As India's COVID-19 disaster continues to unfold, more and more shreds of evidence from international institutions and inputs from morgues, crematoriums and hospitals, regional dailies and independent journalists expose serious under-reporting and undercounting of deaths by authorities.
A new analysis from the University of Washington Institute For Health Metrics & Evaluation (IHME) shows that India may have undercounted its deaths by at least 4.3 lakh which is almost three times as high as reported.
Dr Shahid Jameel, virologist and one of the most prominent scientific voices during the pandemic, explains this undercounting by suggesting that the current average of daily covid deaths in India as per official data i.e 4,000 COVID-19 deaths per day, will only comprise an increase of 15% over natural deaths happening in the country. But going by the kind of queues that are being witnessed at the crematorium and burial grounds Sahid estimates an undercounting of deaths by 5-10 times.
On May 14, a detailed report published by Gujarati daily Divya Bhaskar claimed that between March 1 and May 10, the state has seen almost 61,000 excess deaths compared to the same period last year and has issued 1,23,871 death certificates. but the Gujarat govt has registered only 4,218 covid fatalities during this 71 day period, which is 10 times less than the actual count.
The reports also highlight district wise numbers of death certificates in the same period, which were much higher than the official covid-19 toll.
Other states such as Uttar Pradesh, Bihar, Maharashtra, Madhya Pradesh, Telangana, Tamilnadu, Karnataka, Haryana and Chhattisgarh too have allegedly underreported COVID-19 deaths, as per several media reports.
As early as April 15, reports of undercounting of COVID-19 deaths had started coming in from Madhya Pradesh.

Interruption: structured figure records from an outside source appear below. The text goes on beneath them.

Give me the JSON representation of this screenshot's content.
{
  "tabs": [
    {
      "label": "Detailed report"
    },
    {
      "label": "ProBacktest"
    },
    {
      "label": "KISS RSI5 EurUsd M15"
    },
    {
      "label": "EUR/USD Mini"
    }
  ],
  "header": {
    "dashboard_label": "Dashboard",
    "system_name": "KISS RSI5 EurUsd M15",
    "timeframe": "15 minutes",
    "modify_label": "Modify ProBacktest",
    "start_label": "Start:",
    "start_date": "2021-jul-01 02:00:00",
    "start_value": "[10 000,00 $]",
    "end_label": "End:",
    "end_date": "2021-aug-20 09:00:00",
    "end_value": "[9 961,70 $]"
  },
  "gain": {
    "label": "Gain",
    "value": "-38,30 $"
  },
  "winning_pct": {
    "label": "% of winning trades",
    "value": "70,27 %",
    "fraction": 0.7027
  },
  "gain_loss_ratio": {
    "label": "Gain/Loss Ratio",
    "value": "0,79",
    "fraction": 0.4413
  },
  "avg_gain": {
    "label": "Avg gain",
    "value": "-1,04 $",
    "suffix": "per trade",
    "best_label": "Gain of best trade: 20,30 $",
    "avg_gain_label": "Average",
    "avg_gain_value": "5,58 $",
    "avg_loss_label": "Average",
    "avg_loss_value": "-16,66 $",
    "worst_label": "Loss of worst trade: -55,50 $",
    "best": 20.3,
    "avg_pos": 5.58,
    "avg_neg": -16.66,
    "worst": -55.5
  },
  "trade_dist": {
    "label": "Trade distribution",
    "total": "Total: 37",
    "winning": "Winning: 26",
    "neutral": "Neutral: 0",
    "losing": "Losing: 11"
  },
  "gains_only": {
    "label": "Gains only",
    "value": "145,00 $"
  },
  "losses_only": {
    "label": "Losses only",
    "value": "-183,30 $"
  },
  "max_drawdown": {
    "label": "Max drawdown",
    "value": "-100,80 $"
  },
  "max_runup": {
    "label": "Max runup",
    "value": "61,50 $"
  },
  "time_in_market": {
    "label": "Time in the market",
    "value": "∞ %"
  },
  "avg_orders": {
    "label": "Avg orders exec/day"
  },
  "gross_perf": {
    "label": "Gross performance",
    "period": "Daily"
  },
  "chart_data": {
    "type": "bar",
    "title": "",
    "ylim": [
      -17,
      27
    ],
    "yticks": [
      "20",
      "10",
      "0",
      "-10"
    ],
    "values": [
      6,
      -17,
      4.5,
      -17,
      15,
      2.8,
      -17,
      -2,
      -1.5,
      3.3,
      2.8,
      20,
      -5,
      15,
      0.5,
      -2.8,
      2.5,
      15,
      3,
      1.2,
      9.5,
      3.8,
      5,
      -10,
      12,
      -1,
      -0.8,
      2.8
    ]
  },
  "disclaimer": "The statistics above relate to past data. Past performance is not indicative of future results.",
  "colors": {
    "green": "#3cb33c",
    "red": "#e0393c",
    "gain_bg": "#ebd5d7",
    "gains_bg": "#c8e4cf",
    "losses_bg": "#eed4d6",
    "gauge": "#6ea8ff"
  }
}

On April 16, the Bhopal edition of Dainik Bhasker called out the mismatch between government data and cremations in its which said, funerals of 112 Covid-infected people took place in Bhopal on April 15, while official figures day only 4 deaths were recorded in the city.
"Whose bodies are then burning in the crematoriums?"
In mid-April, Hindustan Times reported that the Hindon cremation ground at Ghaziabad, UP, was struggling to cope with the number of bodies even as the district administration had logged just two COVID-19 deaths that month.
A report published by Article 14 on April 30 claimed that evidence collected by their reporters from six cities in Gujarat, Uttar Pradesh and Bihar –namely, Patna, Kanpur, Jamnagar, Morbi, Rajkot and Porbandar – revealed that funerals conducted under COVID-19 protocols ranged from three to even 30 times higher than the official death tolls.
The report emphasized that these cities from BJP-administered states were repeatedly found underreporting.
As per the report, while the government records in Kanpur show nine and 13 COVID-19 deaths on April 23 and 24, the crematoria reported seven times that number.
In Gujarat's Morbi district the trustee of a crematorium said the district was seeing 30-40 deaths a day since early April, while the government claims only 75 deaths have occurred due to Covid-19 since last year.
The government records from Porbandar show only two deaths in April and six since last year, even as the records at one crematorium had recorded 30 deaths per day.
A report published on May 1 by Newslaundry highlighted that official data from Uttar Pradesh's Meerut district had reported seven times fewer COVID-10 deaths than that revealed by records from crematoria.
On May 14, Dainik Bhaskar reported that over 2,000 dead bodies were found to be abandoned or hastily buried along the banks of river Ganga in many districts in Uttar Pradesh (UP) – Ghaziabad, Kanpur, Unnao, Ghazipur, Kannauj and Ballia regions.
All these prove that the protocol on recording deaths during the pandemic from the Indian Council of Medical Research is almost ignored in practice. Most states that we know of are also not recording suspected Covid deaths, which means the majority of people are dying in hospital corridors or at home.